Control of Overfitting with Physics
Sergei V. Kozyrev, Ilya A Lopatin, Alexander N Pechen
TL;DR
This work connects overfitting control in machine learning to physics and biology by linking stochastic gradient Langevin dynamics to the Eyring formula and by mapping GAN dynamics to a predator–prey system. It argues that learning preferentially occupies wide, low free-energy minima, with temperature tuning guiding exploration versus exploitation, and that coupling discriminator–generator dynamics further biases toward broad likelihood maxima. The paper introduces a branching random-process extension to model populations of discriminators and generators, and it validates the ideas through simulations on multi-well objectives and a Wine dataset, illustrating reduced overfitting and improved generalization. Together, these analogies provide a theoretical lens for understanding generalization and suggest practical mechanisms for improving stability in SGLD and GAN training.
Abstract
While there are many works on the applications of machine learning, not so many of them are trying to understand the theoretical justifications to explain their efficiency.
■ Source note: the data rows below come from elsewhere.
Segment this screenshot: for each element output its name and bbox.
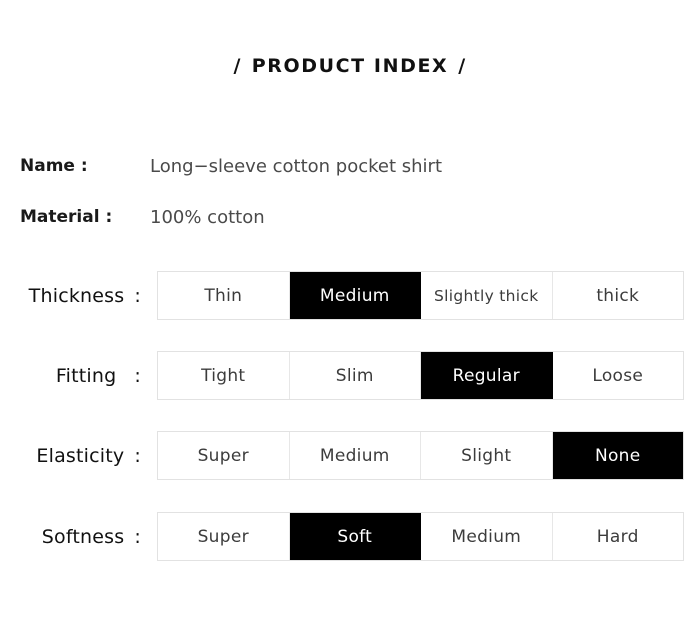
spec-label-softness-text: Softness (41, 526, 125, 548)
option-fitting-regular[interactable]: Regular (421, 352, 553, 399)
spec-label-elasticity: Elasticity: (0, 431, 141, 481)
option-softness-super[interactable]: Super (158, 513, 290, 560)
option-thickness-thick[interactable]: thick (552, 272, 683, 319)
spec-label-fitting-text: Fitting (55, 365, 117, 387)
spec-label-thickness: Thickness: (0, 271, 141, 321)
option-elasticity-medium[interactable]: Medium (289, 432, 421, 479)
option-group-softness: Super Soft Medium Hard (157, 512, 684, 561)
option-softness-medium[interactable]: Medium (421, 513, 553, 560)
option-fitting-loose[interactable]: Loose (552, 352, 683, 399)
option-thickness-thin[interactable]: Thin (158, 272, 290, 319)
title-text: PRODUCT INDEX (251, 55, 449, 77)
option-elasticity-slight[interactable]: Slight (421, 432, 553, 479)
option-softness-soft[interactable]: Soft (289, 513, 421, 560)
option-group-fitting: Tight Slim Regular Loose (157, 351, 684, 400)
spec-row-fitting: Fitting: Tight Slim Regular Loose (0, 351, 700, 401)
spec-row-softness: Softness: Super Soft Medium Hard (0, 512, 700, 562)
option-group-thickness: Thin Medium Slightly thick thick (157, 271, 684, 320)
spec-label-softness: Softness: (0, 512, 141, 562)
title-right-slash: / (458, 55, 467, 77)
spec-label-thickness-colon: : (134, 285, 141, 307)
material-label: Material : (20, 207, 113, 227)
spec-row-thickness: Thickness: Thin Medium Slightly thick th… (0, 271, 700, 321)
option-elasticity-super[interactable]: Super (158, 432, 290, 479)
option-fitting-tight[interactable]: Tight (158, 352, 290, 399)
spec-label-softness-colon: : (134, 526, 141, 548)
spec-label-fitting-colon: : (134, 365, 141, 387)
spec-label-fitting: Fitting: (0, 351, 141, 401)
name-value: Long−sleeve cotton pocket shirt (150, 155, 442, 177)
info-row-material: Material : 100% cotton (0, 203, 700, 231)
title-left-slash: / (233, 55, 242, 77)
page-title: / PRODUCT INDEX / (0, 55, 700, 77)
spec-label-elasticity-text: Elasticity (36, 445, 125, 467)
spec-row-elasticity: Elasticity: Super Medium Slight None (0, 431, 700, 481)
option-softness-hard[interactable]: Hard (552, 513, 683, 560)
material-value: 100% cotton (150, 206, 265, 228)
option-group-elasticity: Super Medium Slight None (157, 431, 684, 480)
name-label: Name : (20, 156, 88, 176)
spec-label-elasticity-colon: : (134, 445, 141, 467)
spec-label-thickness-text: Thickness (28, 285, 125, 307)
option-fitting-slim[interactable]: Slim (289, 352, 421, 399)
info-row-name: Name : Long−sleeve cotton pocket shirt (0, 152, 700, 180)
option-thickness-slightly-thick[interactable]: Slightly thick (421, 272, 553, 319)
option-thickness-medium[interactable]: Medium (289, 272, 421, 319)
option-elasticity-none[interactable]: None (552, 432, 683, 479)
In this work, overfitting control (or generalization property) in machine learning is explained using analogies from physics and biology. For stochastic gradient Langevin dynamics, we show that the Eyring formula of kinetic theory allows to control overfitting in the algorithmic stability approach - when wide minima of the risk function with low free energy correspond to low overfitting. For the generative adversarial network (GAN) model, we establish an analogy between GAN and the predator-prey model in biology. An application of this analogy allows us to explain the selection of wide likelihood maxima and overfitting reduction for GANs.